Essa realidade fez com que o governo cada vez mais militarizado de Bolsonaro – já são oito os militares no primeiro escalão, sem contar o vice e o porta-voz, e dezenas contando os demais escalões, e crescendo... – criasse uma nova anomalia no Brasil. Depois de passar por uma ditadura de 21 anos, em que os generais permitiram e/ou ordenaram a tortura, o sequestro e o assassinato de civis, muitos ainda hoje desaparecidos, a cada vez que é anunciado um novo general no governo, mais gente sente alívio. A situação no Brasil chegou a um ponto – e com apenas dois meses de governo Bolsonaro – que qualquer pessoa com aparência de adulto e aura de autoridade gera alívio mesmo que apenas alguns meses atrás gerasse pânico naqueles que sempre defenderam a democracia.

Dias atrás uma amiga de esquerda, com histórico familiar de repressão na ditadura, me contava, assustada consigo mesma, que se acalmava a cada vez que o general Hamilton Mourão abria a boca. Não é a tal Síndrome de Estocolmo, mas o fato de que a certeza de estar na mão de perversos, de adultos infantilizados, de um pai que deixa os filhos brincarem de governarem o país porque também brinca de governar o país tornou a realidade muito apavorante. Como os generais em geral falam frases com sentido, além de sujeito, verbo e predicado, e mesmo que seja um sentido do qual se discorde, até pessoas críticas têm se agarrado a esses fiapos de sanidade para conseguirem dormir à noite.

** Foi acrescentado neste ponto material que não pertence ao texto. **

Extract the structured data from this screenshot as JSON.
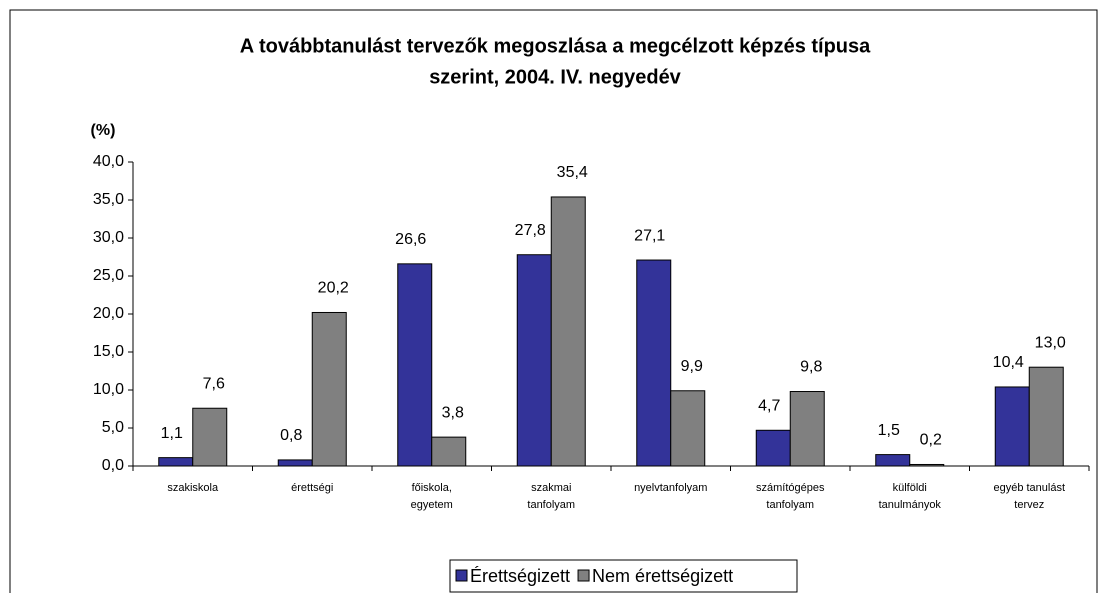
{
  "chart_data": {
    "type": "bar",
    "title": [
      "A továbbtanulást tervezők megoszlása a megcélzott képzés típusa",
      "szerint, 2004. IV. negyedév"
    ],
    "ylabel": "(%)",
    "categories": [
      "szakiskola",
      "érettségi",
      "főiskola,\negyetem",
      "szakmai\ntanfolyam",
      "nyelvtanfolyam",
      "számítógépes\ntanfolyam",
      "külföldi\ntanulmányok",
      "egyéb tanulást\ntervez"
    ],
    "series": [
      {
        "name": "Érettségizett",
        "color": "#333399",
        "values": [
          1.1,
          0.8,
          26.6,
          27.8,
          27.1,
          4.7,
          1.5,
          10.4
        ],
        "value_labels": [
          "1,1",
          "0,8",
          "26,6",
          "27,8",
          "27,1",
          "4,7",
          "1,5",
          "10,4"
        ]
      },
      {
        "name": "Nem érettségizett",
        "color": "#808080",
        "values": [
          7.6,
          20.2,
          3.8,
          35.4,
          9.9,
          9.8,
          0.2,
          13.0
        ],
        "value_labels": [
          "7,6",
          "20,2",
          "3,8",
          "35,4",
          "9,9",
          "9,8",
          "0,2",
          "13,0"
        ]
      }
    ],
    "ylim": [
      0,
      40
    ],
    "yticks": [
      {
        "value": 0,
        "label": "0,0"
      },
      {
        "value": 5,
        "label": "5,0"
      },
      {
        "value": 10,
        "label": "10,0"
      },
      {
        "value": 15,
        "label": "15,0"
      },
      {
        "value": 20,
        "label": "20,0"
      },
      {
        "value": 25,
        "label": "25,0"
      },
      {
        "value": 30,
        "label": "30,0"
      },
      {
        "value": 35,
        "label": "35,0"
      },
      {
        "value": 40,
        "label": "40,0"
      }
    ],
    "legend": "bottom"
  }
}
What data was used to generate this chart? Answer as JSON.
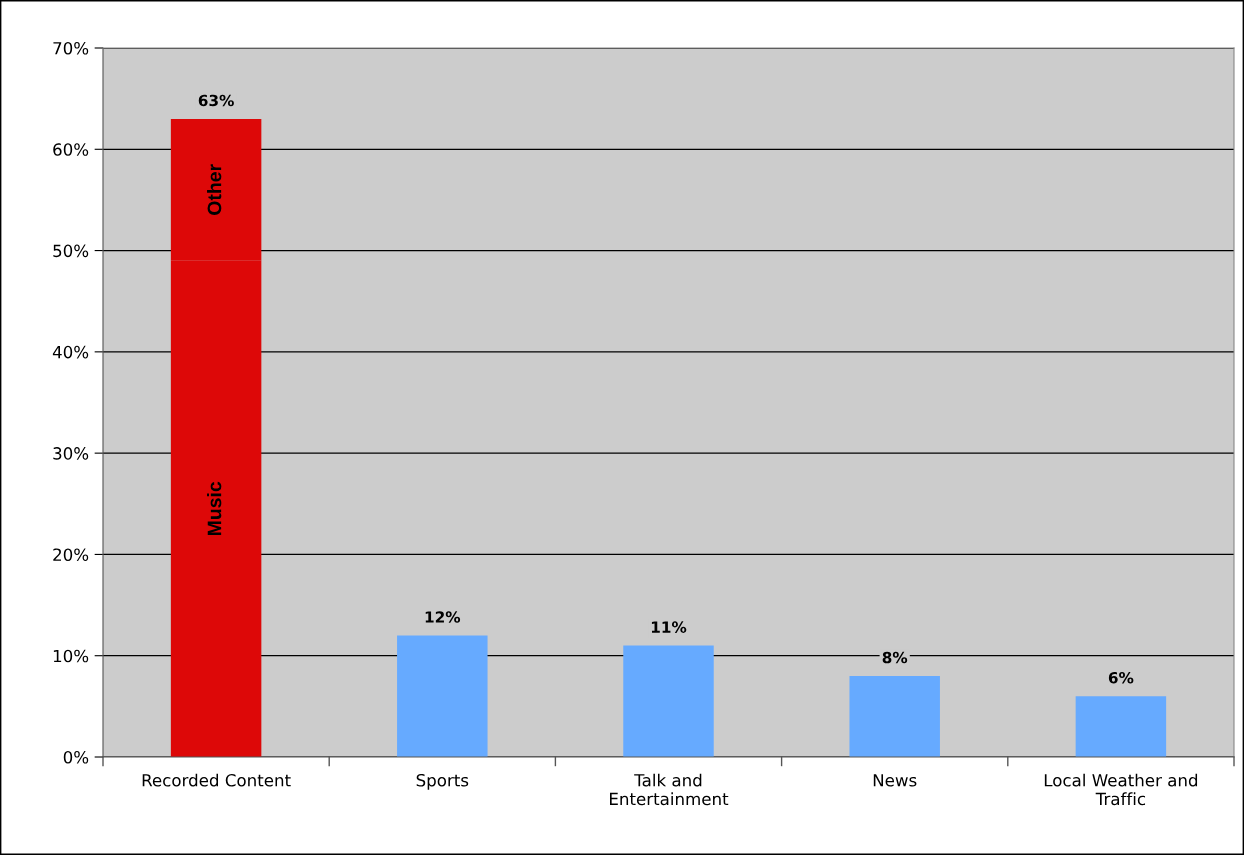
{
  "chart_data": {
    "type": "bar",
    "stacked": true,
    "categories": [
      "Recorded Content",
      "Sports",
      "Talk and\nEntertainment",
      "News",
      "Local Weather and\nTraffic"
    ],
    "series": [
      {
        "name": "Music",
        "color": "#dd0808",
        "values": [
          49,
          null,
          null,
          null,
          null
        ]
      },
      {
        "name": "Other",
        "color": "#dd0808",
        "values": [
          14,
          null,
          null,
          null,
          null
        ]
      },
      {
        "color": "#66aaff",
        "values": [
          null,
          12,
          11,
          8,
          6
        ]
      }
    ],
    "totals": [
      "63%",
      "12%",
      "11%",
      "8%",
      "6%"
    ],
    "ylim": [
      0,
      70
    ],
    "yticks": [
      {
        "value": 0,
        "label": "0%"
      },
      {
        "value": 10,
        "label": "10%"
      },
      {
        "value": 20,
        "label": "20%"
      },
      {
        "value": 30,
        "label": "30%"
      },
      {
        "value": 40,
        "label": "40%"
      },
      {
        "value": 50,
        "label": "50%"
      },
      {
        "value": 60,
        "label": "60%"
      },
      {
        "value": 70,
        "label": "70%"
      }
    ],
    "grid": "y"
  }
}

Não se pode esquecer, porém, uma possibilidade e um fato. É possível que os generais também não estejam dormindo à noite, pensando em como manter a imagem das Forças Armadas a salvo num governo em que Bolsonaro parece ser menos controlável do que acreditavam, e agora que já se tornou tarde demais para dissociar a imagem das Forças Armadas da aventura arriscadíssima que é um governo Bolsonaro.

E é um fato que a política desastrosa para a Amazônia ganhou um corpo e um rosto justamente no projeto e na propaganda da ditadura militar, nos anos 70, quando a floresta teve grandes porções destruídas e povos indígenas dizimados para abrir estradas, construir hidrelétricas e implantar grandes plantas de mineração. Esse mesmo imaginário do “deserto verde” ou “da terra sem homens para homens sem terra”, dois dos slogans da ditadura que permanecem até hoje, nos quais os povos da floresta são considerados não humanos, é ainda o que norteia os discursos do governo Bolsonaro, intimamente conectado com o agronegócio predatório que pretende avançar ainda mais sobre a Amazônia.

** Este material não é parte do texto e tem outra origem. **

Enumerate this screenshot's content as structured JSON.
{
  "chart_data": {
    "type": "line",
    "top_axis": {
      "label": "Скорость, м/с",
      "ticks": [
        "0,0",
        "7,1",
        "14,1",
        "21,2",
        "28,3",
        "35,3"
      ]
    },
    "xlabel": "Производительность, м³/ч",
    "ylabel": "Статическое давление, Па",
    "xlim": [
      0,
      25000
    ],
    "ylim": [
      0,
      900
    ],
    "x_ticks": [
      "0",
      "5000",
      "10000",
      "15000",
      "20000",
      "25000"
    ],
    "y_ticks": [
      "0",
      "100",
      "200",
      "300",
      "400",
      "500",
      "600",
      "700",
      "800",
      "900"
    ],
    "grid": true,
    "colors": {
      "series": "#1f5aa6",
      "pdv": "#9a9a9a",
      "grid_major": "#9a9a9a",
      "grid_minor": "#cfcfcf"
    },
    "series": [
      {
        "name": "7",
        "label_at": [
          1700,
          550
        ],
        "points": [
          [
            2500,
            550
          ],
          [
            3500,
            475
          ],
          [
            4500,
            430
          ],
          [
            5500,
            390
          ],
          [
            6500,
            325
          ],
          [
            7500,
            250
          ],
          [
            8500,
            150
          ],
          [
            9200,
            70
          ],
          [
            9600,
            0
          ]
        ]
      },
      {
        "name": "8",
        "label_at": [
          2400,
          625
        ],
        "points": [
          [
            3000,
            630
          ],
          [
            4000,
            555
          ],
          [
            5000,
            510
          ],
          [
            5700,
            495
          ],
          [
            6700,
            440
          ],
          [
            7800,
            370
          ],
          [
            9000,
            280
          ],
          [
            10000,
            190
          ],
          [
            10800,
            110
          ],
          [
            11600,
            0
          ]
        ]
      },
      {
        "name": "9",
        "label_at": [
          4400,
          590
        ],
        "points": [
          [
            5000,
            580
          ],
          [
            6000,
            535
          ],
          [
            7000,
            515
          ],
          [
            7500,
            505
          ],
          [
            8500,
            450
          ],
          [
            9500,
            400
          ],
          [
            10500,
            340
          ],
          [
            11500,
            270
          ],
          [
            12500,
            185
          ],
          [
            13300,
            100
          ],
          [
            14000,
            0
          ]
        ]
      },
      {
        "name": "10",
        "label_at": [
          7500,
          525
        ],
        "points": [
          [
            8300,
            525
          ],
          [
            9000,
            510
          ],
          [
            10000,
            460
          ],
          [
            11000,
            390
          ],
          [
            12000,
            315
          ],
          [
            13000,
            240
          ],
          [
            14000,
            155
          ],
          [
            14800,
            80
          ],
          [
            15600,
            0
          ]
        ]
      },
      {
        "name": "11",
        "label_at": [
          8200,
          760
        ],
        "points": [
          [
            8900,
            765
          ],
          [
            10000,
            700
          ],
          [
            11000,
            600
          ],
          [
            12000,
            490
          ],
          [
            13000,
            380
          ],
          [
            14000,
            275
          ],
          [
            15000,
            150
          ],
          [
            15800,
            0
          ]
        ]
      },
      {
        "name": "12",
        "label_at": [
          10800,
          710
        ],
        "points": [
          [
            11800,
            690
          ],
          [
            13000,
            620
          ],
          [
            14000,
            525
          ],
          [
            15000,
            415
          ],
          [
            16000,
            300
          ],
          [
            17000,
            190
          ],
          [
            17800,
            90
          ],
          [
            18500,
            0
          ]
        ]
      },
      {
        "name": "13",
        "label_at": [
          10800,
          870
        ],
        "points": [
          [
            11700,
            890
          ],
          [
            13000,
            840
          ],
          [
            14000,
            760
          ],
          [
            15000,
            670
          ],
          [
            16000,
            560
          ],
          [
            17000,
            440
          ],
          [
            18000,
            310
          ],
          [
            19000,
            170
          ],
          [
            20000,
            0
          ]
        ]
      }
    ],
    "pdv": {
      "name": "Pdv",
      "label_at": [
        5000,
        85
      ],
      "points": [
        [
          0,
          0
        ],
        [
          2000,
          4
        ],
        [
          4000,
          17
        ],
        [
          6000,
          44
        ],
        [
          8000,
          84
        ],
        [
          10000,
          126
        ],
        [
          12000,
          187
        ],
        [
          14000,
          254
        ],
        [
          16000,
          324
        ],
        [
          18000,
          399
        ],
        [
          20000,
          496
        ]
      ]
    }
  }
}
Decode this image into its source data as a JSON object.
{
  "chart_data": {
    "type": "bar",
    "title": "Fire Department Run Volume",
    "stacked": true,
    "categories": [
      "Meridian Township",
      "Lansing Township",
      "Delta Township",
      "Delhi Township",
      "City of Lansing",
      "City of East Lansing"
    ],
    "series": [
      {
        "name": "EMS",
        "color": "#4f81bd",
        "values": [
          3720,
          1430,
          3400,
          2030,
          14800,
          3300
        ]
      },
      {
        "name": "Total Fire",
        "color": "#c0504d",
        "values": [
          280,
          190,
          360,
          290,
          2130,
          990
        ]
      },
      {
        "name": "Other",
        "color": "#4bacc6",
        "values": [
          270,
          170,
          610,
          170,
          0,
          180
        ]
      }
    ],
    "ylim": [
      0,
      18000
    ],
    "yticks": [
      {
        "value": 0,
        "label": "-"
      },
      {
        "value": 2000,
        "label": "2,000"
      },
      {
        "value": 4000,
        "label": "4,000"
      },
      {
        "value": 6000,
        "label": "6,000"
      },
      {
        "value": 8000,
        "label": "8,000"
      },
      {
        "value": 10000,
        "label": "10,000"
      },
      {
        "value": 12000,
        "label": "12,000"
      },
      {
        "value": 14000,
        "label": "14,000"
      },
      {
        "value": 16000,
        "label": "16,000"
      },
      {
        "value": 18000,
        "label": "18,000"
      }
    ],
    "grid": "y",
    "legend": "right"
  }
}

O modo de operação pouco familiarizado com a democracia dos militares se revelou, mais uma vez, na preocupação com o encontro que o Papa Francisco vai realizar no Vaticano, em outubro, para debater a Amazônia com 250 bispos. Como revelou a jornalista Tânia Monteiro, no jornal O Estado de S. Paulo, os militares do governo militarizado de Bolsonaro temem que o “clero progressista” da Igreja Católica possa se tornar uma referência de oposição, ocupando o vácuo deixado pela incapacidade de articulação da esquerda pós-PT.

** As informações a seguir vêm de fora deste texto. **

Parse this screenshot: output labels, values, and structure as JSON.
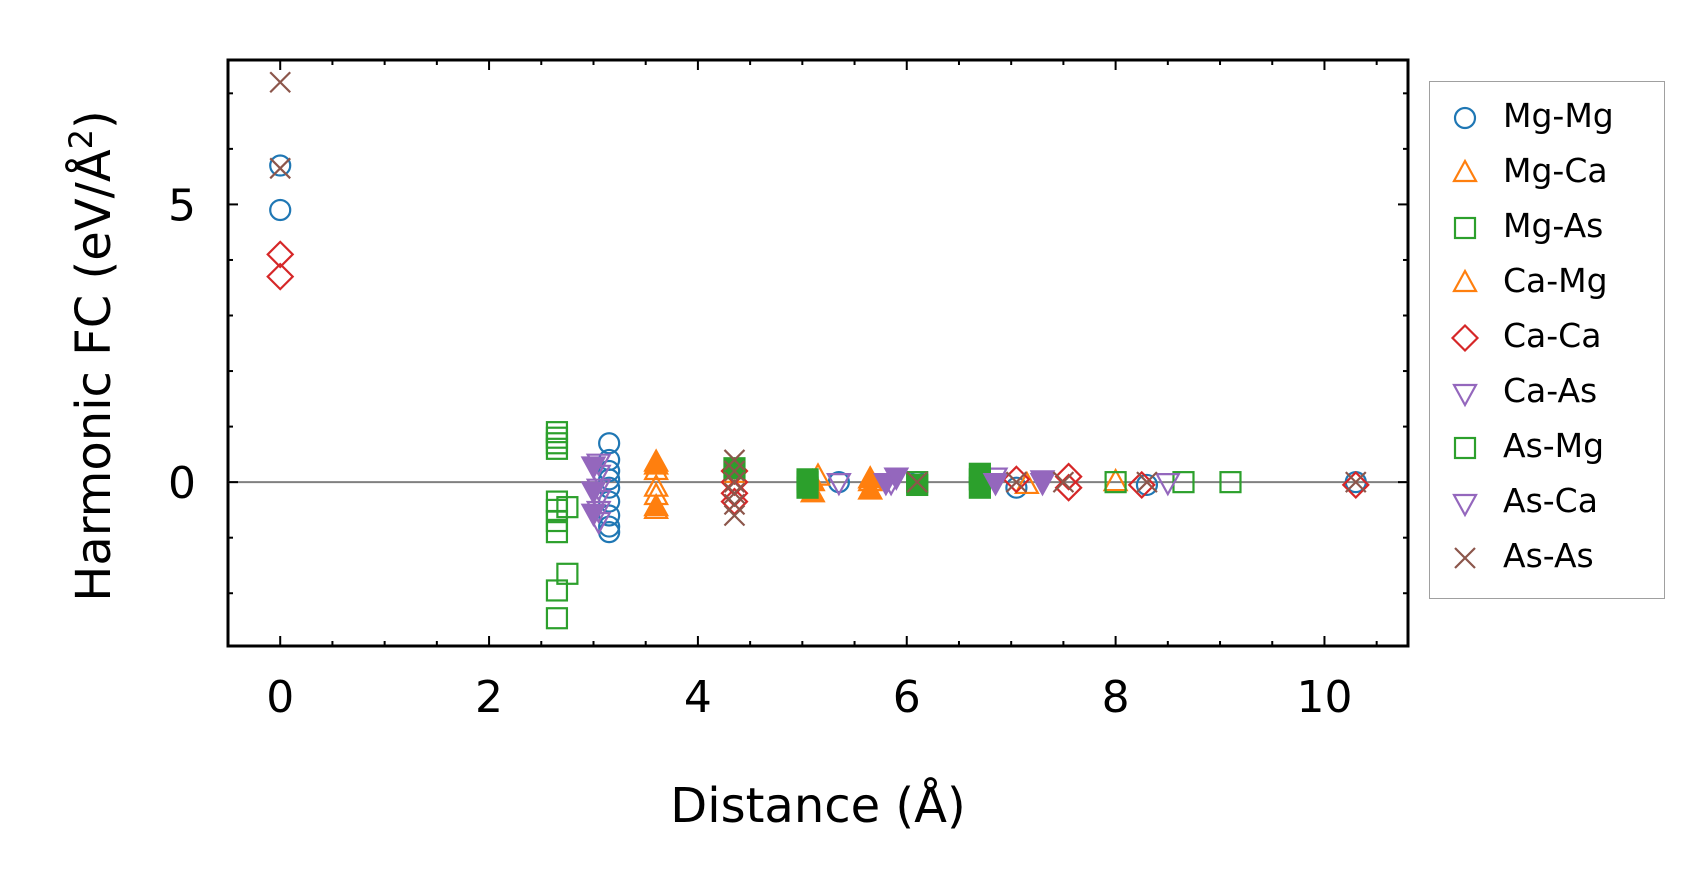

Os militares decidiram agir para impedir que críticas ao governo Bolsonaro ganhem fórum internacional no sínodo que vai debater durante 23 dias a crise climática causada por desmatamento e as ameaças aos povos da floresta. Uma das ações será tentar convencer o governo italiano a interceder junto à Santa Sé para evitar ataques diretos à política ambiental e social do governo brasileiro durante o Sínodo sobre Amazônia.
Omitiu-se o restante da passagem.